Maurice Miles, who also spoke at the funeral, said that he looked up to his younger cousin and was “proud of him for more reasons than one.”
“Just because you’re old doesn’t mean you can’t learn from the young,” he said as he wiped away tears. “Jeremiah was a hero in every sense of the word.”
Goodson, who was off duty, was shot and killed on July 17 while attempting to serve a warrant for the arrest of 27-year-old Marques Brown, who is accused of shooting Goodson mulitiple times as he approached Brown’s vehicle. District Attorney Johnson Britt said he would seek the death penalty for Brown, who has been charged with first-degree murder.
Photos of the 32-year-old Goodson in a booklet distributed to funeral-goers show him squinting in the sun for snapshots as a child; posing for photos with his own children, Jurnee Amiah Goodson and Tyrin Hueston; and helping his pregnant wife, Lametria, open presents at the couple’s baby shower for an unborn son who will be named Josiah Malachi.

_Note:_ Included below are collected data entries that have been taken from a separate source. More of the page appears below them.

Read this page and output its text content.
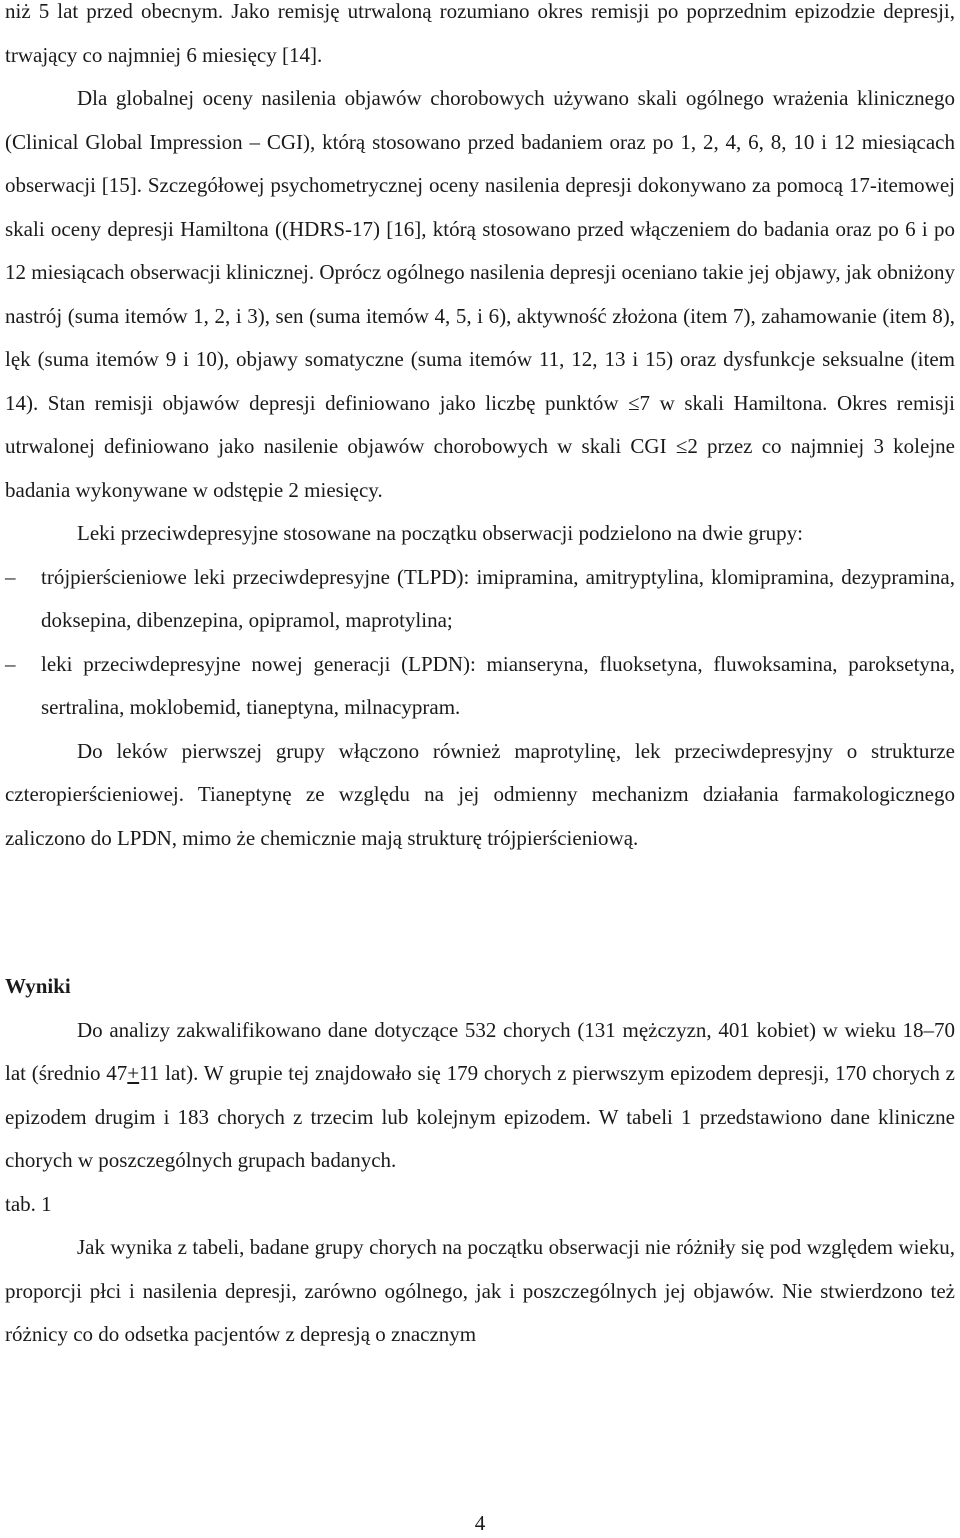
niż 5 lat przed obecnym. Jako remisję utrwaloną rozumiano okres remisji po poprzednim epizodzie depresji, trwający co najmniej 6 miesięcy [14].

Dla globalnej oceny nasilenia objawów chorobowych używano skali ogólnego wrażenia klinicznego (Clinical Global Impression – CGI), którą stosowano przed badaniem oraz po 1, 2, 4, 6, 8, 10 i 12 miesiącach obserwacji [15]. Szczegółowej psychometrycznej oceny nasilenia depresji dokonywano za pomocą 17-itemowej skali oceny depresji Hamiltona ((HDRS-17) [16], którą stosowano przed włączeniem do badania oraz po 6 i po 12 miesiącach obserwacji klinicznej. Oprócz ogólnego nasilenia depresji oceniano takie jej objawy, jak obniżony nastrój (suma itemów 1, 2, i 3), sen (suma itemów 4, 5, i 6), aktywność złożona (item 7), zahamowanie (item 8), lęk (suma itemów 9 i 10), objawy somatyczne (suma itemów 11, 12, 13 i 15) oraz dysfunkcje seksualne (item 14). Stan remisji objawów depresji definiowano jako liczbę punktów ≤7 w skali Hamiltona. Okres remisji utrwalonej definiowano jako nasilenie objawów chorobowych w skali CGI ≤2 przez co najmniej 3 kolejne badania wykonywane w odstępie 2 miesięcy.

Leki przeciwdepresyjne stosowane na początku obserwacji podzielono na dwie grupy:

– trójpierścieniowe leki przeciwdepresyjne (TLPD): imipramina, amitryptylina, klomipramina, dezypramina, doksepina, dibenzepina, opipramol, maprotylina;
– leki przeciwdepresyjne nowej generacji (LPDN): mianseryna, fluoksetyna, fluwoksamina, paroksetyna, sertralina, moklobemid, tianeptyna, milnacypram.

Do leków pierwszej grupy włączono również maprotylinę, lek przeciwdepresyjny o strukturze czteropierścieniowej. Tianeptynę ze względu na jej odmienny mechanizm działania farmakologicznego zaliczono do LPDN, mimo że chemicznie mają strukturę trójpierścieniową.

Wyniki

Do analizy zakwalifikowano dane dotyczące 532 chorych (131 mężczyzn, 401 kobiet) w wieku 18–70 lat (średnio 47+11 lat). W grupie tej znajdowało się 179 chorych z pierwszym epizodem depresji, 170 chorych z epizodem drugim i 183 chorych z trzecim lub kolejnym epizodem. W tabeli 1 przedstawiono dane kliniczne chorych w poszczególnych grupach badanych.

tab. 1

Jak wynika z tabeli, badane grupy chorych na początku obserwacji nie różniły się pod względem wieku, proporcji płci i nasilenia depresji, zarówno ogólnego, jak i poszczególnych jej objawów. Nie stwierdzono też różnicy co do odsetka pacjentów z depresją o znacznym

4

Goodson had been employed with the Lumberton Police Department since June 14, 2006. Goodson’s obituary said his nickname was “Chucky” and described him as a “great father, loving husband and son.”
Goodson’s parents, sister Isis, brother Joshua, grandmother Katie, and others Goodson leaves behind “will need your thoughts and prayers tonight, they’ll need your thoughts and prayers tomorrow,” Lumberton Mayor Raymond Pennington told the crowd. “They’ll need your thoughts and prayers the next night, the next night, and onward.”
Sitting in folding metal chairs facing the casket, under the shade of a burial tent at Goodson’s final resting place, the family members comforted each other as bagpipes played “Amazing Grace” — and as Goodson’s paster, Syvalla Washington, echoed Pennington’s thoughts.
“When everybody goes home, and all this is over, the family is going to need your prayers,” she said. “… When you go to bed at night, remember them. When you rise up in the morning, remember them.”
The silence after seven men each fired three volleys was broken by a police radio calling Goodson’s patrol car No. 45 for the last time.
Lametria Goodson, clutching a single red rose, sobbed as she placed her hand over McNeill’s as he handed her the folded flag that was laid across Goodson’s casket. As McNeill walked away, she brought the flag to her chest and hugged it tightly.